COVID-19: First results published on coronavirus drug treatment

More than 60% of a group of severely ill COVID-19 patients showed improvement when treated with remdesivir, an antiviral medication being studied during 2020 as a possible post-infection treatment for COVID-19 illness

Nonetheless, 36 of the 53 patients treated with the drug or 68% of the group showed improvement.

The patients in the US, Italy, France, Austria, Spain, the Netherlands, Germany, Japan, and Canada received the drug intravenously for at least ten days.

17 of 30 patients treated with the drug while requiring mechanical ventilation improved. Eight patients saw a worsening of disease. A total of seven patients, or 13%, died.

There have been 1.7 million confirmed cases of COVID-19 and more than 100,000 people have died but there is currently no existing treatment for the virus that caused a global pandemic.

"Although data from several ongoing randomised, controlled trials will soon provide more informative evidence regarding the safety and efficacy of remdesivir for Covid-19, the outcomes observed in this compassionate-use program are the best currently available data," the doctors wrote in the study published on Friday.

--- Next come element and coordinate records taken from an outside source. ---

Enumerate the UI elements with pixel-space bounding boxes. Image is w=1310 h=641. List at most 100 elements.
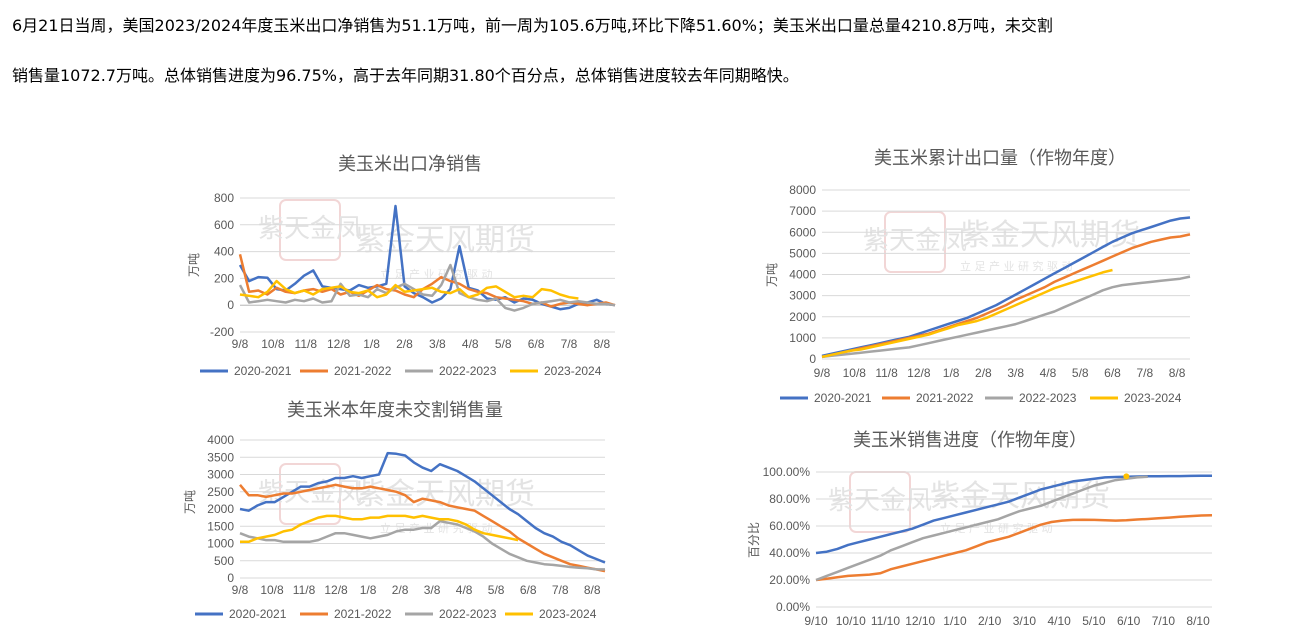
- x-tick-label: 11/8: [295, 337, 318, 351]
- x-tick-label: 5/10: [1082, 614, 1106, 628]
- x-tick-label: 11/8: [293, 583, 316, 597]
- legend-label: 2023-2024: [1124, 391, 1182, 405]
- x-tick-label: 1/10: [943, 614, 967, 628]
- summary-line-2: 销售量1072.7万吨。总体销售进度为96.75%，高于去年同期31.80个百分…: [12, 66, 799, 85]
- series-line-2021-2022: [239, 483, 606, 573]
- y-tick-label: 0: [227, 298, 234, 312]
- summary-line-1: 6月21日当周，美国2023/2024年度玉米出口净销售为51.1万吨，前一周为…: [12, 16, 1053, 35]
- x-tick-label: 2/8: [392, 583, 409, 597]
- x-tick-label: 7/10: [1152, 614, 1176, 628]
- x-tick-label: 1/8: [360, 583, 377, 597]
- x-tick-label: 4/8: [456, 583, 473, 597]
- watermark-seal: 紫天金凤: [258, 478, 362, 508]
- x-tick-label: 9/8: [814, 366, 831, 380]
- chart-title: 美玉米累计出口量（作物年度）: [874, 148, 1126, 169]
- y-axis-label: 万吨: [765, 263, 779, 287]
- x-tick-label: 4/10: [1047, 614, 1071, 628]
- x-tick-label: 8/8: [584, 583, 601, 597]
- x-tick-label: 8/10: [1186, 614, 1210, 628]
- y-tick-label: 2500: [207, 485, 234, 499]
- series-line-2022-2023: [815, 475, 1148, 582]
- chart-title: 美玉米出口净销售: [338, 154, 482, 175]
- legend-label: 2020-2021: [229, 607, 287, 621]
- x-tick-label: 1/8: [943, 366, 960, 380]
- watermark-seal: 紫天金凤: [863, 226, 967, 256]
- x-tick-label: 5/8: [1072, 366, 1089, 380]
- y-tick-label: 4000: [789, 268, 816, 282]
- legend-label: 2022-2023: [1019, 391, 1077, 405]
- series-line-2022-2023: [821, 275, 1191, 359]
- legend-label: 2023-2024: [539, 607, 597, 621]
- y-tick-label: 4000: [207, 433, 234, 447]
- legend-label: 2021-2022: [334, 607, 392, 621]
- series-line-2020-2021: [239, 451, 606, 564]
- y-tick-label: 20.00%: [769, 573, 810, 587]
- x-tick-label: 4/8: [1040, 366, 1057, 380]
- y-tick-label: 1000: [789, 331, 816, 345]
- y-tick-label: 0.00%: [776, 600, 810, 614]
- x-tick-label: 12/8: [327, 337, 351, 351]
- x-tick-label: 3/8: [1007, 366, 1024, 380]
- y-tick-label: 3000: [207, 468, 234, 482]
- x-tick-label: 1/8: [363, 337, 380, 351]
- x-tick-label: 12/8: [324, 583, 348, 597]
- x-tick-label: 8/8: [1169, 366, 1186, 380]
- y-tick-label: 1500: [207, 519, 234, 533]
- legend-label: 2020-2021: [234, 364, 292, 378]
- x-tick-label: 6/8: [520, 583, 537, 597]
- x-tick-label: 6/10: [1117, 614, 1141, 628]
- x-tick-label: 7/8: [1136, 366, 1153, 380]
- x-tick-label: 10/8: [260, 583, 284, 597]
- y-tick-label: -200: [210, 325, 234, 339]
- y-tick-label: 8000: [789, 183, 816, 197]
- watermark-name: 紫金天风期货: [960, 218, 1140, 253]
- x-tick-label: 10/8: [843, 366, 867, 380]
- cumulative-exports-chart: 美玉米累计出口量（作物年度） 紫天金凤 紫金天风期货 立 足 产 业 研 究 驱…: [765, 148, 1191, 405]
- x-tick-label: 2/8: [975, 366, 992, 380]
- watermark-slogan: 立 足 产 业 研 究 驱 动: [960, 259, 1072, 273]
- watermark: 紫天金凤 紫金天风期货 立 足 产 业 研 究 驱 动: [258, 199, 535, 281]
- y-tick-label: 5000: [789, 246, 816, 260]
- x-tick-label: 9/10: [804, 614, 828, 628]
- x-tick-label: 5/8: [495, 337, 512, 351]
- y-tick-label: 100.00%: [763, 465, 811, 479]
- x-tick-label: 11/10: [871, 614, 900, 628]
- series-line-2023-2024: [239, 279, 579, 300]
- x-tick-label: 6/8: [1104, 366, 1121, 380]
- watermark-name: 紫金天风期货: [355, 223, 535, 258]
- x-tick-label: 5/8: [488, 583, 505, 597]
- y-axis-label: 百分比: [747, 522, 761, 558]
- watermark-seal: 紫天金凤: [828, 486, 932, 516]
- y-axis-label: 万吨: [183, 490, 197, 514]
- x-tick-label: 8/8: [593, 337, 610, 351]
- x-tick-label: 2/10: [978, 614, 1002, 628]
- x-tick-label: 3/8: [429, 337, 446, 351]
- x-tick-label: 11/8: [875, 366, 898, 380]
- x-tick-label: 10/8: [261, 337, 285, 351]
- y-tick-label: 600: [214, 218, 234, 232]
- x-tick-label: 7/8: [561, 337, 578, 351]
- series-line-2022-2023: [239, 519, 605, 571]
- x-tick-label: 4/8: [462, 337, 479, 351]
- legend-label: 2021-2022: [916, 391, 974, 405]
- x-tick-label: 9/8: [232, 337, 249, 351]
- x-tick-label: 10/10: [836, 614, 866, 628]
- y-tick-label: 2000: [207, 502, 234, 516]
- legend-label: 2022-2023: [439, 607, 497, 621]
- y-tick-label: 400: [214, 245, 234, 259]
- y-axis-label: 万吨: [187, 253, 201, 277]
- x-tick-label: 3/10: [1013, 614, 1037, 628]
- chart-title: 美玉米本年度未交割销售量: [287, 400, 503, 421]
- y-tick-label: 80.00%: [769, 492, 810, 506]
- net-sales-chart: 美玉米出口净销售 紫天金凤 紫金天风期货 立 足 产 业 研 究 驱 动 万吨 …: [187, 154, 616, 378]
- y-tick-label: 0: [809, 352, 816, 366]
- y-tick-label: 3500: [207, 450, 234, 464]
- x-tick-label: 12/10: [905, 614, 935, 628]
- chart-title: 美玉米销售进度（作物年度）: [853, 430, 1087, 451]
- y-tick-label: 60.00%: [769, 519, 810, 533]
- x-tick-label: 9/8: [232, 583, 249, 597]
- y-tick-label: 500: [214, 554, 234, 568]
- y-tick-label: 0: [227, 571, 234, 585]
- legend-label: 2022-2023: [439, 364, 497, 378]
- series-line-2023-2024: [821, 268, 1113, 359]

Remdesivir is also one of several antivirals being tested in the European clinical "Discovery" study which is looking at experimental treatments deemed priorities by the World Heath Organisation (WHO).
That trial is also looking at the drug hydrochloroquine which caused a certain frenzy over its supposed benefits in treating COVID-19 despite few reliable studies of the drug's effects.
More comprehensive results from studies of these drugs are expected next month.